We measure the effectiveness of a test generation tool by the amount of code coverage its inputs provide. There are many types of “coverage” that are used in software testing: code coverage, branch coverage, path coverage, to name a few. For our evaluation, though, we count the number of instructions executed in the main program itself, not taking into account any shared libraries it’s linked with (the reason being that a program is likely to use only a small portion of a shared library and using a relative coverage of a library—e.g., 10% of libcrypt-2.15.so—is not meaningful).
Let’s see how our hybrid approach helps us with xcalc, a fairly simple calculator tool that nevertheless stymies Grace’s ability to do deep exploration due to its heavy reliance on X11 library code.
With a 2 hour time limit and no special handling of X, Grace generates inputs that cover about 16% of the base xcalc program. These inputs aren’t terribly meaningful and amount to simply launching the program without doing anything. Grace can be pretty good at finding command line options (like xcalc’s –stipple and –rpn), but the small amount of code that parses those options is so overshadowed by the massive X libraries, Grace simply doesn’t get very far in the time I’ve allowed it to run.
Things get more interesting when we enable X fuzzing. Some of the many randomly generated streams of X events can trigger additional program functionality. Sometimes you get a combination that performs a calculation of some sort, invoking the arithmetic engine lurking beneath the interface and possibly exposing it to concolic exploration.

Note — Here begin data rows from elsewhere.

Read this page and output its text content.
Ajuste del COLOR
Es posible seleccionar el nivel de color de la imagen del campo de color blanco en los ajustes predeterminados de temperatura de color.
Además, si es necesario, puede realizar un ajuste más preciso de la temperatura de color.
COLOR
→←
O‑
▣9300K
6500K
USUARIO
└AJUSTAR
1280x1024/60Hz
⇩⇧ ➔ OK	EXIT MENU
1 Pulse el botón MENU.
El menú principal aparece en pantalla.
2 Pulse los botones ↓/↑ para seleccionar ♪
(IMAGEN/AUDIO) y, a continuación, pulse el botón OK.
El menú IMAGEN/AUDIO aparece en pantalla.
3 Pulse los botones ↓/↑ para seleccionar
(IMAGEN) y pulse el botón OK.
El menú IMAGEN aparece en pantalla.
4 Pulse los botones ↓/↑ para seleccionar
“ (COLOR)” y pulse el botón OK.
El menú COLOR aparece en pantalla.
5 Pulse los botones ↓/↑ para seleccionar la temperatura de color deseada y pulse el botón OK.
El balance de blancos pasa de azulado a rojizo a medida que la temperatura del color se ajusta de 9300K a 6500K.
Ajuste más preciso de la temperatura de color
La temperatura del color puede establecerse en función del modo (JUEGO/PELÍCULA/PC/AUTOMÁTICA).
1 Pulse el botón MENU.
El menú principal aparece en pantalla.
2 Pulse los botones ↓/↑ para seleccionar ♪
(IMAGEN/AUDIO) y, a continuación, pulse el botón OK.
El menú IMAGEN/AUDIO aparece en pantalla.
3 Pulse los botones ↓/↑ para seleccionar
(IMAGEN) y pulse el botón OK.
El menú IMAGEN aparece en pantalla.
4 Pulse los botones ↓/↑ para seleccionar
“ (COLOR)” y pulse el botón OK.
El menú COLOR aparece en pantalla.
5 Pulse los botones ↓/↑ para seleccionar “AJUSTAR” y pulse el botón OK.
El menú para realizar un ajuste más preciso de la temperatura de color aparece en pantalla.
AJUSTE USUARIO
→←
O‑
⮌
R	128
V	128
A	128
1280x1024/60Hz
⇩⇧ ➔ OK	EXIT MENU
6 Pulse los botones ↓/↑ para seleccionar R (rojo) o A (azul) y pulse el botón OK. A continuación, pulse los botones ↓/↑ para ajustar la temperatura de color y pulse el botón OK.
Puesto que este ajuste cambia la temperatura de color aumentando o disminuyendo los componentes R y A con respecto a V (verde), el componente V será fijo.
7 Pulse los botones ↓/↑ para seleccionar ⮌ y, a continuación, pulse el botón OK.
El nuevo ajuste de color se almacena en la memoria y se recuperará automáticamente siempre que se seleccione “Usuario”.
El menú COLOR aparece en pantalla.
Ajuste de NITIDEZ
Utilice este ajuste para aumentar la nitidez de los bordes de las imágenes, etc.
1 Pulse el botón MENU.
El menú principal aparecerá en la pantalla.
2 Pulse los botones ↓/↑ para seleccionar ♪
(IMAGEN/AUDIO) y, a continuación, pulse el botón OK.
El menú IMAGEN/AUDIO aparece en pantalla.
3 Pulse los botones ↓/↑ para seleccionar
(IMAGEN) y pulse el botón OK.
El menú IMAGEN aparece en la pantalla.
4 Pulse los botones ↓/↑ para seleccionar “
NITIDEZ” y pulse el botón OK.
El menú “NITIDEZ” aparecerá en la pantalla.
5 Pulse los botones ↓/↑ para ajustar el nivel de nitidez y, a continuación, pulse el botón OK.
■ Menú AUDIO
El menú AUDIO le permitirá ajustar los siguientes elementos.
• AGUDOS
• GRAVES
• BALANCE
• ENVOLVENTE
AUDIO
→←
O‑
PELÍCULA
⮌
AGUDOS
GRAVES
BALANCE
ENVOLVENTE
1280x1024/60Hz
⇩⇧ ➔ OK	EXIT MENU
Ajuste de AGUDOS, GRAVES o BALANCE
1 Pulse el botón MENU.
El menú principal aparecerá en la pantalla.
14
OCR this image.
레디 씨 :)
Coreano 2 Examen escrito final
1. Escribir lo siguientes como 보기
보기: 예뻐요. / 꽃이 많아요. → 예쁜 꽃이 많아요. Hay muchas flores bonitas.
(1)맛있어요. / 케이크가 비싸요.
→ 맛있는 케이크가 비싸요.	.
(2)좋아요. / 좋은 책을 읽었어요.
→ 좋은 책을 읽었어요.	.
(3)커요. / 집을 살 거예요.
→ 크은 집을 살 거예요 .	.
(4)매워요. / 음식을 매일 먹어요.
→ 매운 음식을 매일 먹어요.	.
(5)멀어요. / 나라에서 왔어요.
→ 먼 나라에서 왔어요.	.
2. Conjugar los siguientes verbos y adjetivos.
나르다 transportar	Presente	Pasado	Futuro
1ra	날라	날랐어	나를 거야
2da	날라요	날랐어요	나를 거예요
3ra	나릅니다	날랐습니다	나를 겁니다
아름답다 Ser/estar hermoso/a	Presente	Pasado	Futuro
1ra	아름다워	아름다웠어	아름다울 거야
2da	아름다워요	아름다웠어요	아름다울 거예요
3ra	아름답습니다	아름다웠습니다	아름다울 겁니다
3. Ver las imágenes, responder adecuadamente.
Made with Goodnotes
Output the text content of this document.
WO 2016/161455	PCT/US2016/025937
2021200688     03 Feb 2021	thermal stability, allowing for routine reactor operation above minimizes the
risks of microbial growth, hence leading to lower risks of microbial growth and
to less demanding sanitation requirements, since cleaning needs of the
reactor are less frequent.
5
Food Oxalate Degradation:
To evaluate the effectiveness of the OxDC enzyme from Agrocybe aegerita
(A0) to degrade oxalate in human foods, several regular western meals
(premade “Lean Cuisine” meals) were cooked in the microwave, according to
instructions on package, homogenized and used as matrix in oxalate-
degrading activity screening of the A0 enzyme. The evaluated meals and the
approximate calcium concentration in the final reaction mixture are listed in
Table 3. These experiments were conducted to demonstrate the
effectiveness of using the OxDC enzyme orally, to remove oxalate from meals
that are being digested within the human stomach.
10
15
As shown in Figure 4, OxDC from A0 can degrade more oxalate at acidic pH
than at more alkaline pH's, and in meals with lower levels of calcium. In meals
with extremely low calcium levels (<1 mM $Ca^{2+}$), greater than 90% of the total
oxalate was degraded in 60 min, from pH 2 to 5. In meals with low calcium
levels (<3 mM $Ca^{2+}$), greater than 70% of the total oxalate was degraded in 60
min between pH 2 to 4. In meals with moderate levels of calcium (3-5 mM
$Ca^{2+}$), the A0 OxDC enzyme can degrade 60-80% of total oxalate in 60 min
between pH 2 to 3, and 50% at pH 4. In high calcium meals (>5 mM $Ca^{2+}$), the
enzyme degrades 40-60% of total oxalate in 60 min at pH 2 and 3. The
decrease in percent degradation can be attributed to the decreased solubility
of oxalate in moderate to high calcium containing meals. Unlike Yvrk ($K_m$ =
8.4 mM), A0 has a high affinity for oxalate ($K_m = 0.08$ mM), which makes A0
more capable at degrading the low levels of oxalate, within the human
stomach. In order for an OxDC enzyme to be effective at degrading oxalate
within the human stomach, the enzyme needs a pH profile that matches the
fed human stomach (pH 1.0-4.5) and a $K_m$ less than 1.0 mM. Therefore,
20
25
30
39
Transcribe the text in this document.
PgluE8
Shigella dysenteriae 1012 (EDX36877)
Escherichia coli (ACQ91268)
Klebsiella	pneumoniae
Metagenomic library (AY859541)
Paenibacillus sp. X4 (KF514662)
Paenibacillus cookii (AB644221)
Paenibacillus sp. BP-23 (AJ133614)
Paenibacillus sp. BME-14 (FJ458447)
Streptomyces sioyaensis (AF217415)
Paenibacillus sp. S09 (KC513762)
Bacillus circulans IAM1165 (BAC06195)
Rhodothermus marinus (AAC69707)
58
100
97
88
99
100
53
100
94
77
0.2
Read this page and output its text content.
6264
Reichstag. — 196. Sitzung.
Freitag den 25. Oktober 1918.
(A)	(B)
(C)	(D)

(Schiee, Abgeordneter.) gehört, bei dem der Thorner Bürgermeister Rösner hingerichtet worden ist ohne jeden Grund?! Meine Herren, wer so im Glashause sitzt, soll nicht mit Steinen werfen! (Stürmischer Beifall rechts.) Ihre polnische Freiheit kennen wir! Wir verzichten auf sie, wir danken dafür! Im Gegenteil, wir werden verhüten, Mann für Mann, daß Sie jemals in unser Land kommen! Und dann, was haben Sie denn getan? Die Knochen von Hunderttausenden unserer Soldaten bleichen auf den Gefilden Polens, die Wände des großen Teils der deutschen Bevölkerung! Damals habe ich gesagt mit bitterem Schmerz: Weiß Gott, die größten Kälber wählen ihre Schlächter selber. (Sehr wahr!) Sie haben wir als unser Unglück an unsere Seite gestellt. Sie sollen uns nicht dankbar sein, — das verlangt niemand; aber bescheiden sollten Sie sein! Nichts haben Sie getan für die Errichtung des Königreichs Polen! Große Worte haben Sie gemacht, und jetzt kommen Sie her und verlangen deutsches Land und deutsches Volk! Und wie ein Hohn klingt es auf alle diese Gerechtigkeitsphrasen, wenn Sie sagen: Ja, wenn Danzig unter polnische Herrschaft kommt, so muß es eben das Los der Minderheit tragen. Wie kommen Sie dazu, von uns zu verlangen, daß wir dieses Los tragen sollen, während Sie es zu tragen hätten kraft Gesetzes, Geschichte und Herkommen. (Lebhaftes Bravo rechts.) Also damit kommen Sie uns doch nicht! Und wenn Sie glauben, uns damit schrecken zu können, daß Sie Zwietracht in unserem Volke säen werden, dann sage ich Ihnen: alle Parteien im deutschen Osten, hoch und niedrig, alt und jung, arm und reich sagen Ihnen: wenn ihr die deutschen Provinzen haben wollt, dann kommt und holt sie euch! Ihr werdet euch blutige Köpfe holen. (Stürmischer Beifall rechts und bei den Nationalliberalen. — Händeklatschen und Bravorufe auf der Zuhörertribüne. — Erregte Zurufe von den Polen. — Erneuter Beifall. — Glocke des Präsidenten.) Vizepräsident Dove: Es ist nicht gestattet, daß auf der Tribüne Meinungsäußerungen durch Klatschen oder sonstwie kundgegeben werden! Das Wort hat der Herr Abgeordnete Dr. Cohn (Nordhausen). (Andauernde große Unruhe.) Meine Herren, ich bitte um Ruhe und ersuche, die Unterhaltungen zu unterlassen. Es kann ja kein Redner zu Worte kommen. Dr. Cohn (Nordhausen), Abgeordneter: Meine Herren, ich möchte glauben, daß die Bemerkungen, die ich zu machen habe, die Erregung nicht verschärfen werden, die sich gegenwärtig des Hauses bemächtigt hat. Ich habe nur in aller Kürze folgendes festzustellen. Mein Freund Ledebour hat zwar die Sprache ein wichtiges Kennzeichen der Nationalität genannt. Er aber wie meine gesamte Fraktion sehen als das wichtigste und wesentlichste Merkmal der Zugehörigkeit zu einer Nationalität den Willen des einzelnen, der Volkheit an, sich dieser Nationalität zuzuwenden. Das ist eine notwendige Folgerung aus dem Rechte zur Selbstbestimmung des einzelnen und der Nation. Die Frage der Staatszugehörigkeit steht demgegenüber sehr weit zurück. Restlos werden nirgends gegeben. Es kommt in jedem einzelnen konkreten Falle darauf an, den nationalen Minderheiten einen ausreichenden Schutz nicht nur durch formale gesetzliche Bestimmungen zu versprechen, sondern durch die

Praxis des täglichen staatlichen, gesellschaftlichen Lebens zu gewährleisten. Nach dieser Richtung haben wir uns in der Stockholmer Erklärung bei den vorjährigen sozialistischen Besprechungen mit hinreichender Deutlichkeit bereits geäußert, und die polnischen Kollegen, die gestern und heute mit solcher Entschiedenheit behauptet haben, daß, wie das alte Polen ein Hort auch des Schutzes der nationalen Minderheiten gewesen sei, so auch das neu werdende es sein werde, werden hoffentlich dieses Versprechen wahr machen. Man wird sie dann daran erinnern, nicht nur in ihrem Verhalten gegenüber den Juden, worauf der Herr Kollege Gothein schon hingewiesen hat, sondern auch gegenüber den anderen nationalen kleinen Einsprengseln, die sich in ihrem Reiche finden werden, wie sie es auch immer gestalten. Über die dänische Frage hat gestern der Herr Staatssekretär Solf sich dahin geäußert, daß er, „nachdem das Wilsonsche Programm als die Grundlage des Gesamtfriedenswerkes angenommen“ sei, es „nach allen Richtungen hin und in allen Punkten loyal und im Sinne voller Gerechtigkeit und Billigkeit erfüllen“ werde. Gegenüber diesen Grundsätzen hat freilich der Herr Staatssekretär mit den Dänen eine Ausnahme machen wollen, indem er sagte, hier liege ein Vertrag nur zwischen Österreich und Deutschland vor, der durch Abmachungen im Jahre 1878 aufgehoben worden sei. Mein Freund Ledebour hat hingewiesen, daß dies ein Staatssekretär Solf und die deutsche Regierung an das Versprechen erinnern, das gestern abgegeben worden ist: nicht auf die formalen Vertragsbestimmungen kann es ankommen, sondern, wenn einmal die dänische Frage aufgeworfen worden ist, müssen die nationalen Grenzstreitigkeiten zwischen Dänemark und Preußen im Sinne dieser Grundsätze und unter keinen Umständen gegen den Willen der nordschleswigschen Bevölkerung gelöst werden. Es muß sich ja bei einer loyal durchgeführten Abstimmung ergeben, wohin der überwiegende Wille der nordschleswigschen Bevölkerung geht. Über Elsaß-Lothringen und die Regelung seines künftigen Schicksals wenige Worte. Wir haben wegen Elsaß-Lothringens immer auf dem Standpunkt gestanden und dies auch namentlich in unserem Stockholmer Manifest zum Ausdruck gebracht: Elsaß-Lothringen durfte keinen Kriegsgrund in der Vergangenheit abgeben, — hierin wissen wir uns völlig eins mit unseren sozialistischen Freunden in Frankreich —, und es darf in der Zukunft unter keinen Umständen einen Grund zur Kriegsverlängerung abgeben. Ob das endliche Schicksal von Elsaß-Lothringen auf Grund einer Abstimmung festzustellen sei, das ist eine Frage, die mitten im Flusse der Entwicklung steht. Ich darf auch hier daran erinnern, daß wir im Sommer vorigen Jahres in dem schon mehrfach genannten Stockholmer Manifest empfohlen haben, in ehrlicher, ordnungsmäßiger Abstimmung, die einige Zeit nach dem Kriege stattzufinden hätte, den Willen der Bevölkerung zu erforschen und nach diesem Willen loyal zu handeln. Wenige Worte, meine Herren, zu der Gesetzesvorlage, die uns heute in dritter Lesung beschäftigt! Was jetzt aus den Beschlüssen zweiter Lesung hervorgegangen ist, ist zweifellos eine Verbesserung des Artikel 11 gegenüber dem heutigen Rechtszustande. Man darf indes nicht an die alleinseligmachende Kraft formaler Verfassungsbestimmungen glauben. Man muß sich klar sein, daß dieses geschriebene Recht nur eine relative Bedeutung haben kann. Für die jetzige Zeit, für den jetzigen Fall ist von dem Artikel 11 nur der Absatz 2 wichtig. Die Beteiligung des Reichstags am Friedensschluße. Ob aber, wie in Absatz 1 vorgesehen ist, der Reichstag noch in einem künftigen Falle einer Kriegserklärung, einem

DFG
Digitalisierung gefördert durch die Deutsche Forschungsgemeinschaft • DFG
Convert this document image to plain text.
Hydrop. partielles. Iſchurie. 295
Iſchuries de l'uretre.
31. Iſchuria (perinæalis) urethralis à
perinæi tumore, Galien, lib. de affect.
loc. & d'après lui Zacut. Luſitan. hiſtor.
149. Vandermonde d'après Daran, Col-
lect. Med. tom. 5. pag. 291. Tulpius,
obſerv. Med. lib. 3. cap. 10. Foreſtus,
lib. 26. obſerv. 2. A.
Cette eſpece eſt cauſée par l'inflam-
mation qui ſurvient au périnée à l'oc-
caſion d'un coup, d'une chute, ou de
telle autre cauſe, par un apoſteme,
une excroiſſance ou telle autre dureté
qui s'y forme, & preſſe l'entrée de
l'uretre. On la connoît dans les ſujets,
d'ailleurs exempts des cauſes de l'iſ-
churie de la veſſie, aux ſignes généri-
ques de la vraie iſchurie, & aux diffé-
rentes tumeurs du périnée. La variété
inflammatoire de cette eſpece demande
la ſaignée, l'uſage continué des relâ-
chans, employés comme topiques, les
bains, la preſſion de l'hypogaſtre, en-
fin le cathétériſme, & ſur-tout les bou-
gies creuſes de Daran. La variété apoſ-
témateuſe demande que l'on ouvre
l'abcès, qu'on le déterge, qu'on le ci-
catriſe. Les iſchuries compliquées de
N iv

Even these simple actions apparently get us much further. Results vary by run, but under the same 2-hour constraint we achieve coverage of up to 41% with X fuzzing enabled, a 156% increase. We also observe that more file inputs are generated, though we haven’t determined whether these files have any material effect on coverage.
Conclusion
Testing the program manually (systematically trying every button and command line option, though not testing every setting in xcalc’s enormous settings file because I have to get back to work at some point) I was able to achieve up to about 70% coverage. If there’s statically-linked code that can’t be reached at all, the actual effective coverage may be even higher. In any case, that’s a lot better than Grace and it took much less than 2 hours.
The thing is, manual testing is boring and limited in ingenuity by my meager brain. On the other hand, with no bias about what “normal” program use is, Grace can (and does!) uncover completely unexpected behavior. Plus, concolic testing provides a way of automating the test generation process, allowing testing to occur in parallel with us humans writing more broken code to test.
That said, concolic testing currently scales poorly and the hybrid approach I’ve presented here shows that much can be gained from combining two disparate input generation strategies. We were able to obtain decent coverage with these programs without pouring too many resources into making it happen. We may yet approach X input generation symbolically, but the payoff in results from the time invested in this hybrid technique has already yielded great gains.